Today, Lonza is one of the world’s largest healthcare manufacturing organizations operating across five continents. While we work in science, there’s no magic formula to how we do it. Our greatest scientific solution is talented people working together, devising ideas that help businesses to help people. In exchange, we let our people own their careers. Their ideas, big and small, genuinely improve the world. And that’s the kind of work we want to be part of.

Did you know that we are the 1st biologics contract manufacturer in Singapore? We offer you exposure to upcoming biotech and established pharmaceutical companies and to the manufacturing technology needed to produce mammalian treatments and cell therapies of tomorrow.

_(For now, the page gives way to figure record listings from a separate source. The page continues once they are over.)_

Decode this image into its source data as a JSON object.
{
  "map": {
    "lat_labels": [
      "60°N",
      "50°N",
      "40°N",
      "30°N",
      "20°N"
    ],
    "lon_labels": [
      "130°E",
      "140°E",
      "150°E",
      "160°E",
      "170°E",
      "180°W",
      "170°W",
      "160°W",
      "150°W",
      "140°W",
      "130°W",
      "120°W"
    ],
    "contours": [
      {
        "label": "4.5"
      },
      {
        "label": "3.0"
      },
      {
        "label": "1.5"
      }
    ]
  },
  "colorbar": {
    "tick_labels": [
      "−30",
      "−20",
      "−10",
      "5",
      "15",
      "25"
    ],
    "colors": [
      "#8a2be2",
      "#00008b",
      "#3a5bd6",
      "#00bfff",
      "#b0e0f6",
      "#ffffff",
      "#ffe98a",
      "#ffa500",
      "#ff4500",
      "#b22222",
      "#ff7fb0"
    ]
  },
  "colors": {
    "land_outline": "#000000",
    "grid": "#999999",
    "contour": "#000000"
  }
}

Our global manufacturing network is recognized for its reliable, high-quality services, regulatory track record, global footprint, innovative technology platforms and extensive experience – we, in Singapore are proud to be part of this global network.

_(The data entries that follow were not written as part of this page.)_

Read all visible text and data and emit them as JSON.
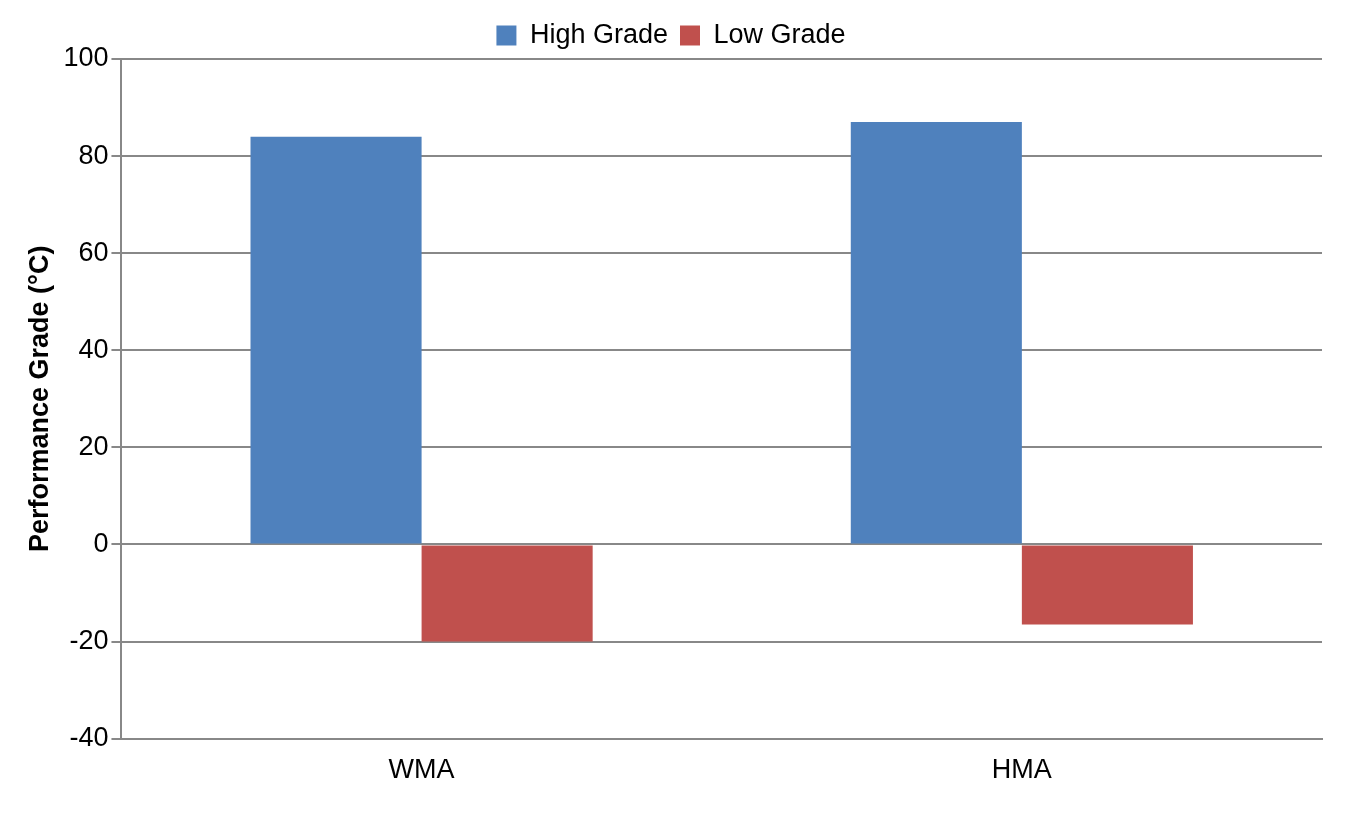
{
  "chart_data": {
    "type": "bar",
    "ylabel": "Performance Grade (°C)",
    "categories": [
      "WMA",
      "HMA"
    ],
    "series": [
      {
        "name": "High Grade",
        "color": "#4f81bd",
        "values": [
          84,
          87
        ]
      },
      {
        "name": "Low Grade",
        "color": "#c0504d",
        "values": [
          -20,
          -16.5
        ]
      }
    ],
    "ylim": [
      -40,
      100
    ],
    "yticks": [
      -40,
      -20,
      0,
      20,
      40,
      60,
      80,
      100
    ],
    "grid": "y",
    "legend": "top"
  }
}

The QA Expert will support day-to-day Quality Assurance activities in accordance with approved SOPs / Policies for a multi-product, cGxP contract manufacturing facility in one of these areas: Quality Systems, QA Validation and Technical Compliance, Quality Compliance (Audit / External) or Quality Operations (LBT / LBSS).

• Monitor day-to-day Quality Assurance activities in accordance with approved SOPs / Policies for a multi-product, cGxP contract manufacturing facility.
• Highly motivated individual with superior skills in all areas relevant to the job.
• A competent Reviewer and Approver of SOPs, protocols, reports, or records.
• Member of cross-functional site team(s) on projects/issues.
• Superior ability to troubleshoot; able to identify process pathways and work to develop improvements in strategy.
• Understanding of advanced topics pertaining to cGMP.
• Participate in Regulatory Inspections or Customer Audits as required.
• Identify process pathways and work to develop improvements in strategy.
• Help/Transfer and quickly assimilate to leadership role in other process areas.
• Assume Supervisory responsibility in absence of supervisor.
• Understand and articulate company business strategy. Maintain a broad view of the business, recognize changes and trends in the appropriate area in which the individual operates.
• Any other tasks as and when assigned by supervisor.

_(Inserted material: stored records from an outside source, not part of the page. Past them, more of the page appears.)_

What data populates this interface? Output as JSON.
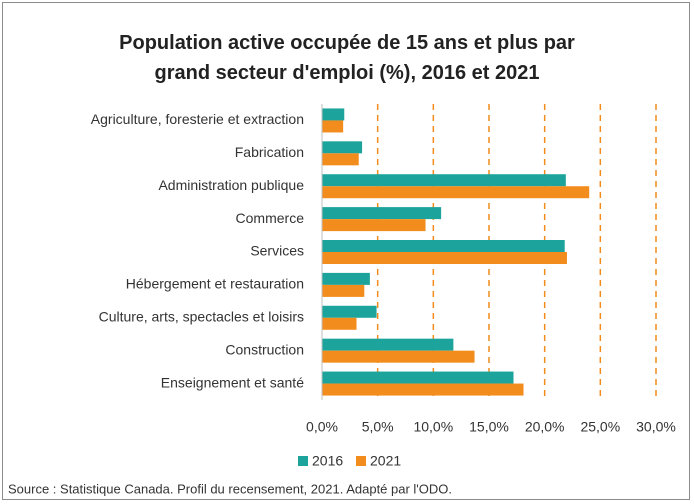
{
  "chart_data": {
    "type": "bar",
    "orientation": "horizontal",
    "title": "Population active occupée de 15 ans et plus par grand secteur d'emploi (%), 2016 et 2021",
    "categories": [
      "Agriculture, foresterie et extraction",
      "Fabrication",
      "Administration publique",
      "Commerce",
      "Services",
      "Hébergement et restauration",
      "Culture, arts, spectacles et loisirs",
      "Construction",
      "Enseignement et santé"
    ],
    "series": [
      {
        "name": "2016",
        "color": "#1ba39c",
        "values": [
          2.0,
          3.6,
          21.9,
          10.7,
          21.8,
          4.3,
          4.9,
          11.8,
          17.2
        ]
      },
      {
        "name": "2021",
        "color": "#f28c1c",
        "values": [
          1.9,
          3.3,
          24.0,
          9.3,
          22.0,
          3.8,
          3.1,
          13.7,
          18.1
        ]
      }
    ],
    "xlim": [
      0,
      30
    ],
    "xticks": [
      {
        "value": 0,
        "label": "0,0%"
      },
      {
        "value": 5,
        "label": "5,0%"
      },
      {
        "value": 10,
        "label": "10,0%"
      },
      {
        "value": 15,
        "label": "15,0%"
      },
      {
        "value": 20,
        "label": "20,0%"
      },
      {
        "value": 25,
        "label": "25,0%"
      },
      {
        "value": 30,
        "label": "30,0%"
      }
    ],
    "grid": true,
    "grid_color": "#f28c1c",
    "legend": "bottom",
    "source": "Source : Statistique Canada. Profil du recensement, 2021. Adapté par l'ODO."
  }
}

• Degree in science or related field.
• Relevant work experience in Pharmaceutical Manufacturing industry or Validation/Quality unit in the Biopharmaceutical industry.
• Familiar with Regulatory requirements and local Codes & Standards (e.g., FDA, EMEA, and ICH Q7).
• Knowledge and experience of the practical and theoretical requirements of quality management systems in GMP facilities.
• Team player who can operate independently, with a strong focus on safety, quality, and timelines.

Every day, Lonza's products and services have a positive impact on millions of people. For us, this is not only a great privilege but also a great responsibility. How we achieve our business results is just as important as the achievements themselves. At Lonza, we respect and protect our people and our environment. Any success we achieve is no success at all if not achieved ethically.

People come to Lonza for the challenge and creativity of solving complex problems and developing new ideas in life sciences. In return, we offer the satisfaction that comes with improving lives all around the world. The satisfaction that comes with making a meaningful difference.